The effects of ozonation on whole blood are extraordinarily complex and are far from adequately elucidated. If the biochemical configuration of serum - with its proteins, including enzymes, immunoglobulins, clotting factors; its hormones, vitamins, lipoproteins and cholesterol; its carbohydrates including glucose, and electrolytes, among others (Dailey 1998) can be compared to an orchestra, ozone administration can be likened to the introduction of a novel and powerful musical instrument, affecting the interactions of all the other instruments.

Even though an in-depth analysis of ozone’s multifaceted effects upon the panoply of blood constituents is beyond the intent and scope of this article (The reader is referred to Bocci 2002; Sunnen 1988, 2009), the following points of research interest are significant:

Erythrocytes have been extensively studied in relation to ozone administration. Many studies that have used erythrocyte suspension in physiologic saline (Kourie 1998; Fukunaga 1999) have found hemolysis at relatively low ozone dosages (10 to 30 ug/ml). When ozone is administered in whole blood, however, the dynamics of ozone interaction are such that hemolysis begins to be observed at significantly higher doses, implying a buffering action of blood constituents. Moreover, the functionality of erythrocyte enzymes is maintained, suggesting a protective role of antioxidant systems (Cross 1992). There is some evidence that ozone administration may stimulate erythrocyte formation and release (Hernandez 1999).

Leucocytes, intimately connected to immune function, show good resistance to ozone because they possess enzymes that protect them from oxidative confrontation. These enzymes include superoxide dismutase, glutathione, and catalase. A promising area of research centers on cytokine and interferon stimulation in ozone administration and its implication for enhancing immune function (Paulesu 1991; Bocci 1994; Larini 2001). A classical adage of ozone therapy is that lower ozone dosages are stimulating to immune action while higher dosages become inhibitory (Viebahn 1999). Further research will need to clarify the parameters of this phenomenon, as well as the effects of ozone infusion upon different types of leucocytes in relation to the disease under treatment.

Ozone: Antipathogenic properties

Recently, there has been renewed interest in the potential of ozone for viral inactivation in vivo. It has long been established that ozone neutralizes bacteria, viruses, fungi, and parasites in aqueous media. This has prompted the creation of water purification processing plants in numerous major municipalities worldwide. Ozone’s unique physicochemical and biological properties, and environmentally-friendly aspects, have since been applied to a panoply of industrial uses such as the packaging of pharmaceuticals, the fumigation of homes and buildings (sick building syndrome), the treatment of indoor air in operating rooms and nursing homes, and the disinfection of large scale air conditioning systems in hospitals (Rice 2002).

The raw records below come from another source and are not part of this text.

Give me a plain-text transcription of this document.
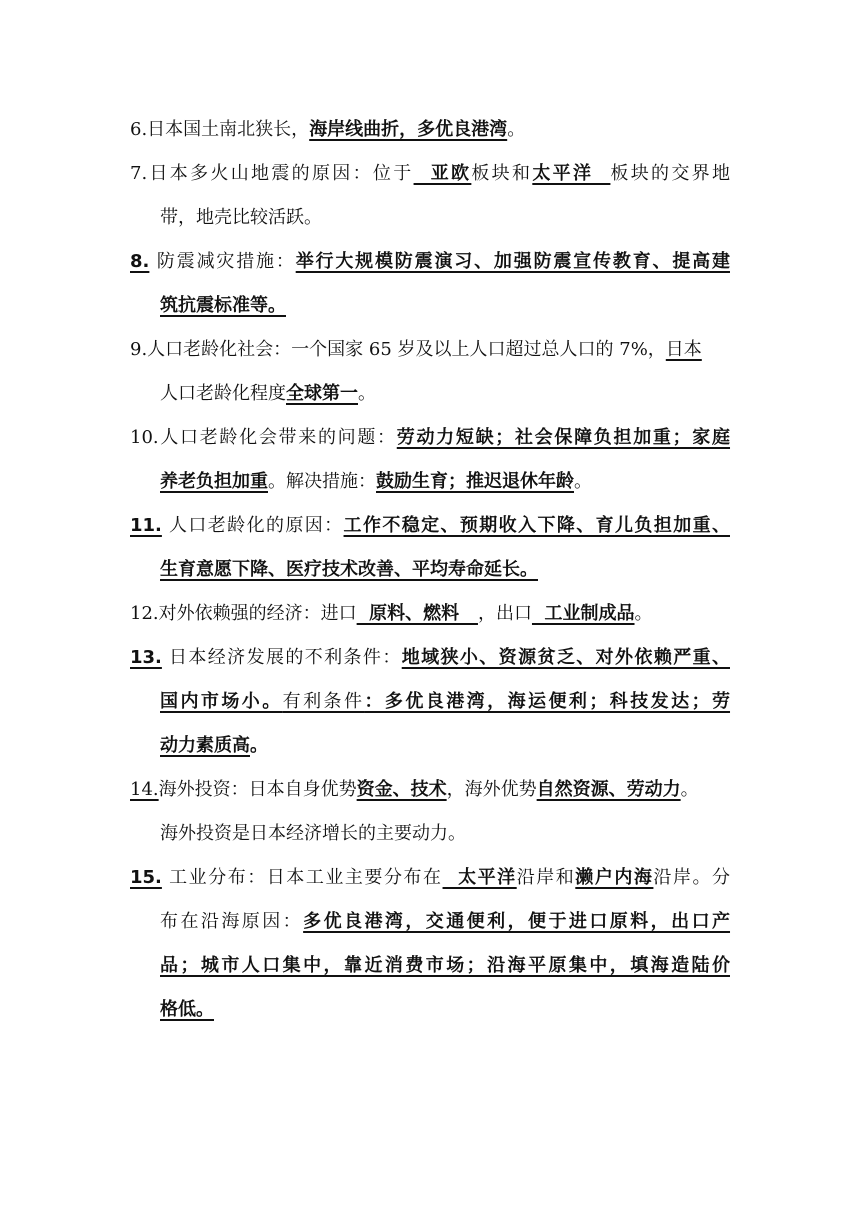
6.日本国土南北狭长，海岸线曲折，多优良港湾。
7.日本多火山地震的原因：位于  亚欧板块和太平洋  板块的交界地
带，地壳比较活跃。
8. 防震减灾措施：举行大规模防震演习、加强防震宣传教育、提高建
筑抗震标准等。
9.人口老龄化社会：一个国家 65 岁及以上人口超过总人口的 7%，日本
人口老龄化程度全球第一。
10.人口老龄化会带来的问题：劳动力短缺；社会保障负担加重；家庭
养老负担加重。解决措施：鼓励生育；推迟退休年龄。
11. 人口老龄化的原因：工作不稳定、预期收入下降、育儿负担加重、
生育意愿下降、医疗技术改善、平均寿命延长。
12.对外依赖强的经济：进口  原料、燃料   ，出口  工业制成品。
13. 日本经济发展的不利条件：地域狭小、资源贫乏、对外依赖严重、
国内市场小。有利条件：多优良港湾，海运便利；科技发达；劳
动力素质高。
14.海外投资：日本自身优势资金、技术，海外优势自然资源、劳动力。
海外投资是日本经济增长的主要动力。
15. 工业分布：日本工业主要分布在  太平洋沿岸和濑户内海沿岸。分
布在沿海原因：多优良港湾，交通便利，便于进口原料，出口产
品；城市人口集中，靠近消费市场；沿海平原集中，填海造陆价
格低。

Ozone’s remarkable capacities for pan-antipathogenic action have been applied to the treatment of poorly healing wounds and burns (Sunnen 1999). A partial list of organisms susceptible to ozone inactivation in these clinical situations includes aerobic and anaerobic bacteria, Bacteroids, Campylobacter, Clostridium, Corynebacteria, Escherichia, Klebsiella, Legionella, Mycobacteria, Propriobacteria, Pseudomonas, Salmonella, Shigella, Staphylococcus, Streptococcus, and Yersinia. Susceptible viruses include Adenoviridae, Filiviridae, Hepnaviridae, Herpesviridae, Orthomyxoviridae, Picornaviridae, Reoviridae, and Retroviridae. Ozone-sensitive fungi include Actinomycoses, Aspergillus, Candida, Cryptococcus, Epidermophyton, Histoplasma, Microsporum, and Trichophyton.

Some viruses are more susceptible to ozone's action than others. It has been found that lipid-enveloped viruses are the most sensitive. This makes intuitive sense, since enveloped viruses are designed to blend into the dynamically constant milieu of their mammalian hosts. This group includes, hepatitis B and C, herpes 1 and 2, Cytomegalus (Epstein-Barr), HIV 1 and 2, Influenza A and B, West Nile virus, Togaviridae, Eastern and Western equine encephalitis, rabies, and Filiviridae (Ebola, Marburg), among others.

The envelopes of viruses provide for intricate cell attachment, penetration, and cell exit strategies. Peplomers, finely tuned to adjust to changing receptors on a variety of host cells, constantly elaborate slightly new glycoprotein configuration under the direction of portions of the viral genome, thus adapting to host cell defenses. Envelopes are fragile. Ozone and its by-products can thus disrupt them.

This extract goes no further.